Agent-to-agent coordination relay for autonomous task execution

Readme

Relay: Local-First Agent Coordination Server

Relay is a Model Context Protocol (MCP) server that enables autonomous coordination between AI agents (Architect & Engineer) directly within your local codebase. It provides a structured, state-machine-driven environment for planning, executing, and verifying complex coding tasks without the bureaucracy of external project management tools.

🚀 Key Features

  • Bureaucracy down to minimum: State is managed purely via local files in .relay/.
  • Structured Protocol: Enforces a strict Architect (Plan) -> Engineer (Execute) -> Architect (Review) loop.
  • Atomic Locking: Prevents race conditions when multiple agents try to write state simultaneously.
  • Local-First: All data lives in your repo. Git-friendly JSON/Markdown storage.
  • Observability: Structured logs in .relay/tasks.jsonl for full audit trails.

📦 Installation

Relay is designed to be run as a local MCP server.

Prerequisites

  • Node.js >= 18
  • npm or pnpm

Setup

  1. Clone the repository:

    git clone https://github.com/tsomaia/relay.git
    cd relay
  2. Install & Build:

    npm install
    npm run build
  3. Verify:

    npm run start
    # Should output: Relay MCP Server running...

🛠️ Configuration

To use Relay with your AI IDE (Cursor, Windsurf) or Claude Desktop, add it to your mcpServers configuration.

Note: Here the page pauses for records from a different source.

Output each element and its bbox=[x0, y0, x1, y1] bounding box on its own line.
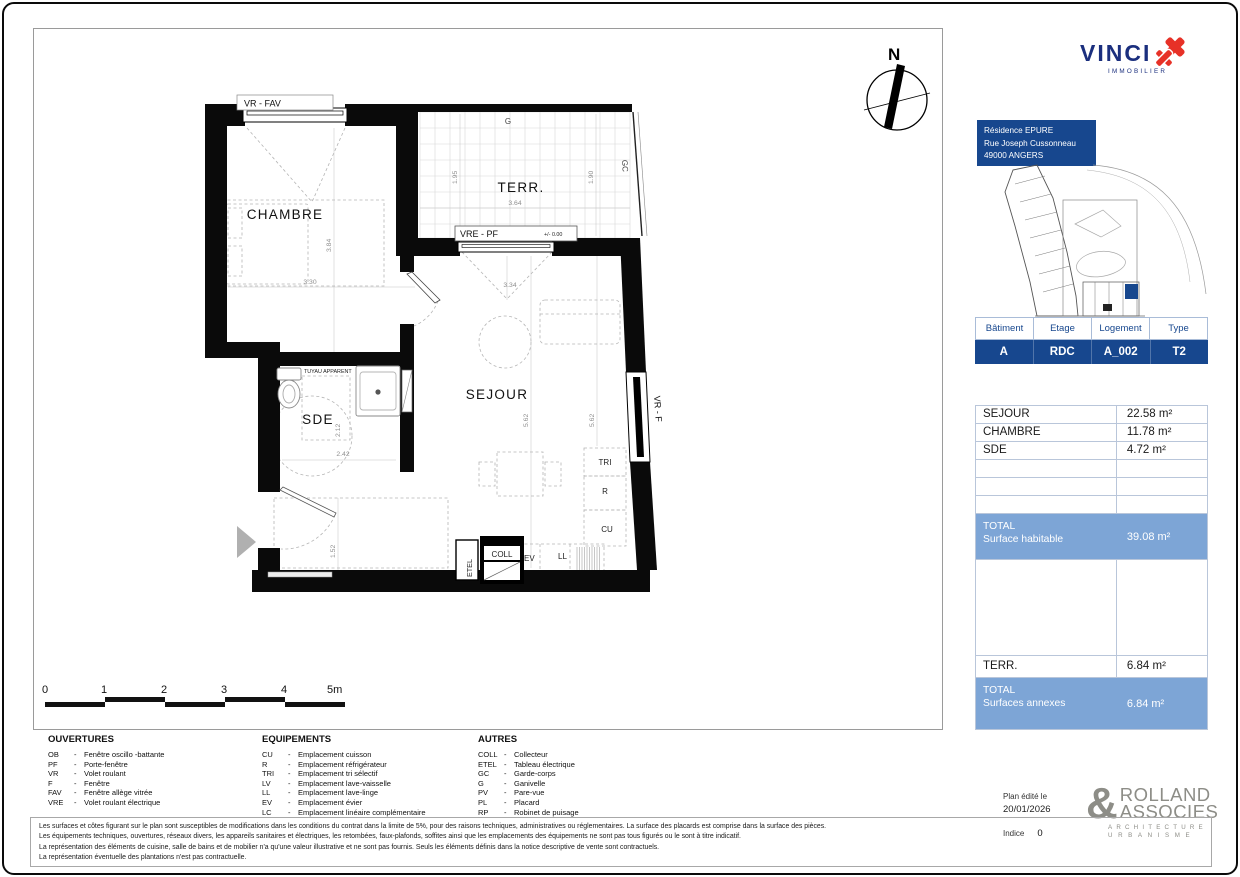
equip-etel: ETEL bbox=[465, 559, 474, 577]
surface-label: CHAMBRE bbox=[976, 424, 1117, 441]
header-logement: Logement bbox=[1091, 317, 1149, 340]
scale-3: 3 bbox=[221, 684, 227, 696]
compass-needle bbox=[884, 64, 905, 129]
wc-tank bbox=[277, 368, 301, 380]
door-leaf-entry bbox=[280, 487, 336, 517]
total-title: TOTAL bbox=[983, 684, 1117, 697]
round-table bbox=[479, 316, 531, 368]
note-g: G bbox=[505, 117, 511, 126]
surface-value: 22.58 m² bbox=[1117, 406, 1207, 423]
opening-label-vrepf: VRE - PF bbox=[460, 229, 499, 239]
room-label-sejour: SEJOUR bbox=[466, 387, 529, 402]
legend-title: AUTRES bbox=[478, 734, 579, 745]
note-gc: GC bbox=[620, 160, 630, 173]
total-title: TOTAL bbox=[983, 520, 1117, 533]
equip-coll: COLL bbox=[492, 550, 513, 559]
table-row: SDE 4.72 m² bbox=[976, 442, 1207, 460]
table-row: CHAMBRE 11.78 m² bbox=[976, 424, 1207, 442]
plan-labels: CHAMBRE TERR. SEJOUR SDE VR - FAV VRE - … bbox=[244, 99, 664, 578]
equip-ev: EV bbox=[524, 554, 535, 563]
residence-city: 49000 ANGERS bbox=[984, 150, 1096, 163]
table-row: SEJOUR 22.58 m² bbox=[976, 406, 1207, 424]
chair bbox=[479, 462, 495, 486]
surfaces-table: SEJOUR 22.58 m² CHAMBRE 11.78 m² SDE 4.7… bbox=[975, 405, 1208, 730]
equip-cu: CU bbox=[601, 525, 613, 534]
room-label-chambre: CHAMBRE bbox=[247, 207, 324, 222]
value-batiment: A bbox=[975, 340, 1033, 364]
scale-0: 0 bbox=[42, 684, 48, 696]
entrance-arrow-icon bbox=[237, 526, 256, 558]
scale-2: 2 bbox=[161, 684, 167, 696]
total-subtitle: Surfaces annexes bbox=[983, 697, 1117, 710]
site-plan-building bbox=[1103, 304, 1112, 311]
legend-equipements: EQUIPEMENTS CU-Emplacement cuisson R-Emp… bbox=[262, 734, 426, 817]
vinci-emblem-icon bbox=[1151, 34, 1189, 72]
door-leaf-chambre bbox=[407, 272, 440, 303]
table-row bbox=[976, 496, 1207, 514]
dining-table bbox=[497, 452, 543, 496]
dim-364: 3.64 bbox=[508, 200, 521, 207]
unit-table-values: A RDC A_002 T2 bbox=[975, 340, 1208, 364]
openings bbox=[237, 95, 650, 577]
equip-tri: TRI bbox=[599, 458, 612, 467]
edition-date: 20/01/2026 bbox=[1003, 804, 1051, 815]
site-plan-unit-highlight bbox=[1125, 284, 1138, 299]
total-habitable-value: 39.08 m² bbox=[1117, 514, 1207, 559]
table-row bbox=[976, 460, 1207, 478]
room-label-sde: SDE bbox=[302, 412, 334, 427]
scale-4: 4 bbox=[281, 684, 287, 696]
surface-label: TERR. bbox=[976, 656, 1117, 677]
level-label: +/- 0.00 bbox=[544, 232, 562, 238]
header-type: Type bbox=[1149, 317, 1208, 340]
legend-ouvertures: OUVERTURES OB-Fenêtre oscillo -battante … bbox=[48, 734, 164, 808]
dim-330: 3.30 bbox=[303, 279, 316, 286]
vinci-wordmark: VINCI bbox=[1080, 40, 1151, 67]
surface-value: 6.84 m² bbox=[1117, 656, 1207, 677]
surface-value: 11.78 m² bbox=[1117, 424, 1207, 441]
legend-autres: AUTRES COLL-Collecteur ETEL-Tableau élec… bbox=[478, 734, 579, 817]
opening-label-vrf: VR - F bbox=[652, 395, 664, 422]
dim-195: 1.95 bbox=[452, 171, 459, 184]
door-arc-entry bbox=[281, 515, 335, 549]
header-etage: Etage bbox=[1033, 317, 1091, 340]
scale-1: 1 bbox=[101, 684, 107, 696]
scale-bar: 0 1 2 3 4 5m bbox=[42, 684, 345, 707]
compass: N bbox=[864, 45, 930, 130]
disclaimer-line: La représentation des éléments de cuisin… bbox=[39, 843, 1203, 853]
legend-title: EQUIPEMENTS bbox=[262, 734, 426, 745]
site-plan bbox=[975, 164, 1208, 317]
equip-r: R bbox=[602, 487, 608, 496]
surface-label: SEJOUR bbox=[976, 406, 1117, 423]
table-row-terrace: TERR. 6.84 m² bbox=[976, 656, 1207, 678]
header-batiment: Bâtiment bbox=[975, 317, 1033, 340]
threshold bbox=[268, 572, 332, 577]
residence-name: Résidence EPURE bbox=[984, 125, 1096, 138]
residence-address: Résidence EPURE Rue Joseph Cussonneau 49… bbox=[977, 120, 1096, 166]
plan-sheet: CHAMBRE TERR. SEJOUR SDE VR - FAV VRE - … bbox=[0, 0, 1240, 877]
total-habitable-row: TOTAL Surface habitable 39.08 m² bbox=[976, 514, 1207, 560]
disclaimer-line: La représentation éventuelle des plantat… bbox=[39, 853, 1203, 863]
table-row bbox=[976, 478, 1207, 496]
value-type: T2 bbox=[1150, 340, 1209, 364]
value-etage: RDC bbox=[1033, 340, 1092, 364]
total-annexes-row: TOTAL Surfaces annexes 6.84 m² bbox=[976, 678, 1207, 729]
disclaimer: Les surfaces et côtes figurant sur le pl… bbox=[30, 817, 1212, 867]
edition-label: Plan édité le bbox=[1003, 792, 1051, 801]
surface-label: SDE bbox=[976, 442, 1117, 459]
total-subtitle: Surface habitable bbox=[983, 533, 1117, 546]
window-swing-chambre bbox=[247, 128, 345, 202]
dim-152: 1.52 bbox=[330, 545, 337, 558]
opening-label-vrfav: VR - FAV bbox=[244, 99, 281, 109]
table-row-empty bbox=[976, 560, 1207, 656]
room-label-terrasse: TERR. bbox=[498, 180, 545, 195]
door-arc-chambre bbox=[414, 301, 438, 326]
disclaimer-line: Les équipements techniques, ouvertures, … bbox=[39, 832, 1203, 842]
washer-hatch bbox=[577, 547, 600, 574]
chair bbox=[545, 462, 561, 486]
entry-zone bbox=[274, 498, 448, 568]
surface-value: 4.72 m² bbox=[1117, 442, 1207, 459]
unit-info-table: Bâtiment Etage Logement Type A RDC A_002… bbox=[975, 317, 1208, 364]
vinci-subtitle: IMMOBILIER bbox=[1108, 68, 1210, 75]
disclaimer-line: Les surfaces et côtes figurant sur le pl… bbox=[39, 822, 1203, 832]
duct-zone bbox=[302, 376, 350, 440]
dim-190: 1.90 bbox=[588, 171, 595, 184]
wall-niche bbox=[402, 370, 412, 412]
compass-north-label: N bbox=[888, 45, 900, 64]
value-logement: A_002 bbox=[1091, 340, 1150, 364]
dim-334: 3.34 bbox=[503, 282, 516, 289]
note-tuyau: TUYAU APPARENT bbox=[304, 369, 352, 375]
unit-table-header: Bâtiment Etage Logement Type bbox=[975, 317, 1208, 340]
gc-railing bbox=[633, 112, 647, 236]
scale-5m: 5m bbox=[327, 684, 342, 696]
dim-384: 3.84 bbox=[326, 239, 333, 252]
residence-street: Rue Joseph Cussonneau bbox=[984, 138, 1096, 151]
dim-562b: 5.62 bbox=[589, 414, 596, 427]
legend-title: OUVERTURES bbox=[48, 734, 164, 745]
vinci-logo: VINCI IMMOBILIER bbox=[1080, 34, 1210, 75]
equip-ll: LL bbox=[558, 552, 567, 561]
dim-212: 2.12 bbox=[335, 424, 342, 437]
total-annexes-value: 6.84 m² bbox=[1117, 678, 1207, 729]
dim-562a: 5.62 bbox=[523, 414, 530, 427]
sofa bbox=[540, 300, 620, 344]
dim-242: 2.42 bbox=[336, 451, 349, 458]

Cursor / Windsurf / Claude Desktop

Add this to your MCP settings file (typically ~/.cursor/mcp.json or similar):

Option A — Path-free (recommended, requires npm):

{
  "mcpServers": {
    "relay": {
      "command": "npx",
      "args": ["-y", "orchestrator-relay", "mcp"]
    }
  }
}

Option B — Local clone:

{
  "mcpServers": {
    "relay": {
      "command": "node",
      "args": ["/ABSOLUTE/PATH/TO/relay/dist/shell/mcp.js"]
    }
  }
}

Replace /ABSOLUTE/PATH/TO/relay with the actual path where you cloned the repo.


🤖 Usage

Once connected, your AI agents will have access to the Relay Toolset.

Roles

Relay defines two distinct roles embedded in the protocol:

  1. Architect (relay://prompts/architect)

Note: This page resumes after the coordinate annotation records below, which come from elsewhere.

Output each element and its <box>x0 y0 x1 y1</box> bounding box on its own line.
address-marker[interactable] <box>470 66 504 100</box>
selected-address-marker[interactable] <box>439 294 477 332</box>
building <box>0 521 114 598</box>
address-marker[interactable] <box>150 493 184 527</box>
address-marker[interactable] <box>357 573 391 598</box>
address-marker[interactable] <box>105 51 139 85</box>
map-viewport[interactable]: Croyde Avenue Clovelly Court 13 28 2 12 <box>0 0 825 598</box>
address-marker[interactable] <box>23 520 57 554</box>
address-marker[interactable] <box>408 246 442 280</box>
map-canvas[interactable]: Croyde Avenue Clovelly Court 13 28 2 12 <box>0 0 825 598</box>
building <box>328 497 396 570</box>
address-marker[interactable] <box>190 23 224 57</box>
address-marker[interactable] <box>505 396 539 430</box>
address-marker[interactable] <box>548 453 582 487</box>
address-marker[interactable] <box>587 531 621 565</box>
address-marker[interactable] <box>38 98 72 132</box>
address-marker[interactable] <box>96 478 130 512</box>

    • Goal: Plan tasks, review code, and provide directives.
    • Tools: plan_task, submit_directive.
    • Context: Sees the big picture and the Engineer's reports.
  2. Engineer (relay://prompts/engineer)

    • Goal: Execute directives, write code, and verify fixes.
    • Tools: submit_report.
    • Context: Sees the specific Directive to implement.

The Protocol Loop

  1. Start: Architect calls plan_task("Feature X", "Description...").
    • State: planning
  2. Direct: Architect calls submit_directive(taskId, "## EXECUTE...", decision="REJECT").
    • State: waiting_for_engineer
  3. Execute: Engineer reads directive, writes code, tests it.
  4. Report: Engineer calls submit_report(taskId, "## CHANGES...", status="COMPLETED").
    • State: waiting_for_architect
  5. Review: Architect reads report.
    • If good: submit_directive(..., decision="APPROVE"). -> Task Complete.
    • If bad: submit_directive(..., decision="REJECT"). -> Loop back to Step 2.

🔍 Observability

Relay keeps a transparent record of all activities in your project root:

  • .relay/state.json: The current "Head" of the state machine (Active Task, Status).
  • .relay/tasks.jsonl: A structured log of all tasks started and their metadata.
  • .relay/exchanges/: Markdown files containing the actual content of every Directive and Report, versioned by iteration (e.g., 001-002-engineer-feat-x.md).

⚠️ Troubleshooting

  • "Task stuck in loop": Ensure the Architect uses decision: "APPROVE" to close the task.
  • "Lock file exists": If Relay crashes, a relay.lock file might remain in .relay/. It automatically expires after 1 hour, or you can manually delete it.